Patriot Perspective: Change in football helmet color elicits juvenile uproar


Is the sky falling? Is this school burning? You may think so, but no, someone said the color of the football helmets might change.

During a football meeting on Feb. 7, a proposal for new black helmets to replace the old gold helmets was unveiled. The team was excited to start a fresh new season, hopefully even on a new turf field, and part of that excitement led to the possibility of a new look for the team with a new black helmet.

Many other sports teams, such as lacrosse and baseball, have gotten new uniforms, and it only seemed fitting that the football team should be allowed a change as well. At this time, the coaches and players were unaware of the 50-year tradition of the football team having gold helmets, which was initiated by former coach Gerry Gray at the onset of the football program at JC.

When the proposal was made public, family members of Gray and many other alumni quickly made the tradition known, through Facebook, emails, and various other outlets, and said that they thought that the gold helmet should stay.

For something as seemingly trivial as the color of the football helmets, the outcry and debate that erupted was enormous. Many alumni responded passionately in support of keeping the gold helmets, but this was a double-edged sword.

On one hand, it is positive to see so many alumni still active in our community and passionate about our school. Many alumni made inspiring comments about the importance of tradition and the legacy of JC. On the other hand, some alumni unfortunately took it too far, even to the point of calling high school students “children” and “stupid” publically on Facebook, saying that, “one day you will understand tradition and memories. You just don’t get it now.”

The biggest attacks that seemed to be raised were that high school students were too stupid and young to understand tradition and that they did not respect and appreciate tradition.

First, while JC students have not yet reached adulthood, they have passed the time of being called children, and are old enough and mature enough that they deserve to have their opinions respected. As they struggle to savor their precious high school memories while the pressures of college and work loom over them, they are more than aware of the importance of memories. As students currently in high school, they are the young adults, the ones in the moment making their own memories.

No one can dispute that the main purpose of JC should be providing the best experience and education for the current students that will lead future generations. This is not to say our whole JC community is not important, but the focus needs to be what is best for everyone, especially the students now. Too often the angry responses were from people who were focused on their own personal thoughts instead of on the welfare of the students and the football program. The discussion should have been about what is best for the JC community.
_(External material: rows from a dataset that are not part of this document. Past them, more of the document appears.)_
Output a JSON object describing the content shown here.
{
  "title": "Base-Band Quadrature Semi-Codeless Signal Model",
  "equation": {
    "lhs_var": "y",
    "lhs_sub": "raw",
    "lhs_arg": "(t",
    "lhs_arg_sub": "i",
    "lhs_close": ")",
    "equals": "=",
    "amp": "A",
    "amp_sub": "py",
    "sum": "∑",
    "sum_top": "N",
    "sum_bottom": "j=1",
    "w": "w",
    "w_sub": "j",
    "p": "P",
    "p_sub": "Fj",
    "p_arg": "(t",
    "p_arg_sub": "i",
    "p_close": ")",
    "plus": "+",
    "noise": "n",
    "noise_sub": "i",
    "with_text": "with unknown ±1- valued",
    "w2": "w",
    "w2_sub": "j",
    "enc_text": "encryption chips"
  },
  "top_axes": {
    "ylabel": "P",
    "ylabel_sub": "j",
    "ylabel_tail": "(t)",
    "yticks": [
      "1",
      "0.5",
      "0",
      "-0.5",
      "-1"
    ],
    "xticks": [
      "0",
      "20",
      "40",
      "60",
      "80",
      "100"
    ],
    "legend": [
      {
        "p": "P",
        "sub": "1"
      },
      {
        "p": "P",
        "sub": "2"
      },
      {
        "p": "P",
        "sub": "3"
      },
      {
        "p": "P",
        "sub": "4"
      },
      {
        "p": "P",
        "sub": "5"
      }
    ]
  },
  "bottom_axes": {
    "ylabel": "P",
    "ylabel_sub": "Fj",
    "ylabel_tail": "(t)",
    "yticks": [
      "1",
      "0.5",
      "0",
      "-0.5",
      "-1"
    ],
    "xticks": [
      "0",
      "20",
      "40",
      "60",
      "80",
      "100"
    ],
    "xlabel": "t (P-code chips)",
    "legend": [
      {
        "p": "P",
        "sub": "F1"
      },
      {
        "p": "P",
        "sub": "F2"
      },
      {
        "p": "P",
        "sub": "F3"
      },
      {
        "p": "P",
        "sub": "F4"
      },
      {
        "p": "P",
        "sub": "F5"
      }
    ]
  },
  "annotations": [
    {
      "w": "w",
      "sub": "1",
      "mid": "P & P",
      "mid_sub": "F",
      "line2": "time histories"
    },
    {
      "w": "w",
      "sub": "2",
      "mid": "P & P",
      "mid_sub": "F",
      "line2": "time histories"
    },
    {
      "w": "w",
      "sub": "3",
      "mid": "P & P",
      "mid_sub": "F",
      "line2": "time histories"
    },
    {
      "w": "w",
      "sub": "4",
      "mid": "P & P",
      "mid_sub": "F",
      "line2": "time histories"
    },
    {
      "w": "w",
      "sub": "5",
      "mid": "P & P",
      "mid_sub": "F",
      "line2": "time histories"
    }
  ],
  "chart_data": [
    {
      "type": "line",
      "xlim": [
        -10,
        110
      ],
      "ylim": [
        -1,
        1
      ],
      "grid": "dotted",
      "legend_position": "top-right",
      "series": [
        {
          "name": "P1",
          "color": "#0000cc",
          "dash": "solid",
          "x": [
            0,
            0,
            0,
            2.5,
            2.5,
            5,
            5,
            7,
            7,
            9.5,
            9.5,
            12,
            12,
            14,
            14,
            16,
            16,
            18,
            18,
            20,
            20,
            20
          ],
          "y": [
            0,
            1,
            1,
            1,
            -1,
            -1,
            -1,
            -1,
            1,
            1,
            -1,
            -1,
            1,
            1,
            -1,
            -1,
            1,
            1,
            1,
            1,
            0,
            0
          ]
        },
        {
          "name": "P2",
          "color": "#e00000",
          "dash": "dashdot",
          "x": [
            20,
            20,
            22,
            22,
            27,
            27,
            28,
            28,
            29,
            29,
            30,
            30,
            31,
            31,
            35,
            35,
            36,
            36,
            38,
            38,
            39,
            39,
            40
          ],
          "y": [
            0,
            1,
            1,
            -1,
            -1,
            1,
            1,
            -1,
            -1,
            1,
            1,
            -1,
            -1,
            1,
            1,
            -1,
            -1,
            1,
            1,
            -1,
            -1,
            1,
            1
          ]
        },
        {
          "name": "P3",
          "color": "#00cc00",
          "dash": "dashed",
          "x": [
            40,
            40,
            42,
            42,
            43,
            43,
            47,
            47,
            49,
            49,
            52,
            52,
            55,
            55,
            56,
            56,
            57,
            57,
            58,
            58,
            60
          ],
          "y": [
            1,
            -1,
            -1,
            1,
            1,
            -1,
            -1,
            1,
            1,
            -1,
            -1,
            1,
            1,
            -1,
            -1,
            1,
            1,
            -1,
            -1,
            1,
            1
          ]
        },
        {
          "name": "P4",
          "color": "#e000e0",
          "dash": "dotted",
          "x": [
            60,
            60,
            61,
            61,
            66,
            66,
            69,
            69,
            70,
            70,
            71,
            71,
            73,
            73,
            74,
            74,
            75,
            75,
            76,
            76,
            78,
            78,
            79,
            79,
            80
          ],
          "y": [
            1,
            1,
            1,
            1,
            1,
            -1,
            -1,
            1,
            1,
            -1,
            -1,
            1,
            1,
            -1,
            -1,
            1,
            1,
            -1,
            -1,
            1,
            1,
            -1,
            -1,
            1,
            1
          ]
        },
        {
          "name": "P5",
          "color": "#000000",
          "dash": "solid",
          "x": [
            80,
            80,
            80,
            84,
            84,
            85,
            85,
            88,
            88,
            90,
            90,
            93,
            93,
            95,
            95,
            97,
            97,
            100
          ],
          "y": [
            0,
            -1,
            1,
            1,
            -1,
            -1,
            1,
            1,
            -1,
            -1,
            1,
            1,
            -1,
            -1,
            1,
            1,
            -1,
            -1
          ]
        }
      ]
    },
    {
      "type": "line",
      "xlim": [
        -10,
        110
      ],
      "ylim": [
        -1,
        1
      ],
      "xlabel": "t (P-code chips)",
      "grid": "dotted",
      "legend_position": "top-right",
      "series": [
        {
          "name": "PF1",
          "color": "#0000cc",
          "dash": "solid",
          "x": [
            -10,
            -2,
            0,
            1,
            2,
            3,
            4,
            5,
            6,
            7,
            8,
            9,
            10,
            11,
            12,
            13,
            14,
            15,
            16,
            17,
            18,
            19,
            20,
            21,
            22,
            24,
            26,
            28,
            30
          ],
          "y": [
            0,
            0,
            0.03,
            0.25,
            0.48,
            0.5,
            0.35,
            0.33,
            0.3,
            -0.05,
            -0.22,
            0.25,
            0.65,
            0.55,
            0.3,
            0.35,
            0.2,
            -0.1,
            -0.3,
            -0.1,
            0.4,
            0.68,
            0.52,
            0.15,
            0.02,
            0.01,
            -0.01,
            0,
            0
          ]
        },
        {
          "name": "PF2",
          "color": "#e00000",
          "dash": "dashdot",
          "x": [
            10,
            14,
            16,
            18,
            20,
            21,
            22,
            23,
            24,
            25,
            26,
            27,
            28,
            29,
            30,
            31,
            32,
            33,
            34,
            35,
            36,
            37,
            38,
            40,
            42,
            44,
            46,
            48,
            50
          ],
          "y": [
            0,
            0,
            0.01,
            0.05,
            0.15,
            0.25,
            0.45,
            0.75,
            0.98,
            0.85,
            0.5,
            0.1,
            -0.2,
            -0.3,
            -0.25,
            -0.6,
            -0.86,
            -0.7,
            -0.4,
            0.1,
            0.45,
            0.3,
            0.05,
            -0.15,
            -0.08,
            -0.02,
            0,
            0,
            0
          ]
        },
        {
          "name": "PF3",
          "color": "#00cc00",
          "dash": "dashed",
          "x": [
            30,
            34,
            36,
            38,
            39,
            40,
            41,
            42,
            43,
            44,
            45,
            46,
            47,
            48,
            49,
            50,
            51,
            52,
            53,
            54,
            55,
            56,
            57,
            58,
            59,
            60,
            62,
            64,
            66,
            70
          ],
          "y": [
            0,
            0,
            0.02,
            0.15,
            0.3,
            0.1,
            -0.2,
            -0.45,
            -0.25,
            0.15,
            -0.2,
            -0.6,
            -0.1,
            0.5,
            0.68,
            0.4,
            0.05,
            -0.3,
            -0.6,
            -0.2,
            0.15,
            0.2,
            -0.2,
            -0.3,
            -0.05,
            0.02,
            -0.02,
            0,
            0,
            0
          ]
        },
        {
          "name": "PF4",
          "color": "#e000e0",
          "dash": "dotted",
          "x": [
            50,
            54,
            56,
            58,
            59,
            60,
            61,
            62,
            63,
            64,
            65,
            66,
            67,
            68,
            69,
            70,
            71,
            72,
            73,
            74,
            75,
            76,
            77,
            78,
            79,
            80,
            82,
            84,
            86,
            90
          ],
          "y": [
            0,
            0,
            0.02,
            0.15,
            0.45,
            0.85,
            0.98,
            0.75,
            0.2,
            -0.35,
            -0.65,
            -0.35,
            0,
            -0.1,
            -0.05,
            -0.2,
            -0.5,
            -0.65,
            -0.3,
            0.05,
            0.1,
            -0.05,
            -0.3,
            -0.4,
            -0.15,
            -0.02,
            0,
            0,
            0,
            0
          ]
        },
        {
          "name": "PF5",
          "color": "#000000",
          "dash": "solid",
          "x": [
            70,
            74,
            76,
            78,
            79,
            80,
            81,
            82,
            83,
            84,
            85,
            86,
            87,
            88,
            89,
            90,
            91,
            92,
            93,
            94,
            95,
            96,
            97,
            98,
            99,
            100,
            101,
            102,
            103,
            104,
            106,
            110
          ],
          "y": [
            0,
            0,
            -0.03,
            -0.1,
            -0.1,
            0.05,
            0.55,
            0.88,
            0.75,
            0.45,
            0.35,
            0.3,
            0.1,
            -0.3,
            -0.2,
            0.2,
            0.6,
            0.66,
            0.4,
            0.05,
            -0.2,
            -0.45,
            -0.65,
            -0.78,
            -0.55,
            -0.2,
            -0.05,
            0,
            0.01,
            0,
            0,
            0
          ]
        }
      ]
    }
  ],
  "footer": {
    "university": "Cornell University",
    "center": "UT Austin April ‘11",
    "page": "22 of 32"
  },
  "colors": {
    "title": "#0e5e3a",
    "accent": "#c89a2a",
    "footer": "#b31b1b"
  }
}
Secondly, assuming students want to disrespect tradition and do not appreciate it is just as wrong. Students are currently part of the 50th Anniversary celebration, a huge year for JC. Students have never been more aware of the many traditions present here. To say students don’t understand at all is too harsh. For example, one of the defining moments of junior year is receiving your class ring, and every student respects and appreciates this tradition.

Students have no choice to be ignorant of traditions if they aren’t informed about them. The administration and even some of the teachers should be responsible for educating them and sharing the history of the school.

Overall, the negative outcry from the alumni took it too far and did not embody what JC is all about. The disapproval from both sides of the argument was, in our opinion, overblown.

Although both sides had valid points, the argument and controversy over such a small matter makes JC look like a zoo from the outside.  If we cannot settle on something the color of our football helmet, what else can we not settle? The fact that a majority of this discussion was plastered all over Facebook only worsens the matter. At the end of the day, the helmet is staying gold how it should, but the situation could have been handled better.

The art of balancing tradition and change is never an easy concept to master. On one hand, tradition is important. It binds people together and connects generations with memories. It keeps the old young, and gives the young wisdom. However, change is also necessary to keep any organization going. Without change, progress is hardly made.

Because these two concepts can rarely coincide smoothly, tension often results.  And the JC football program sure did see a lot of that this month. The one tradition that should never change is the tradition of JC having caring, compassionate, and thoughtful alumni, students, teachers, and administrators.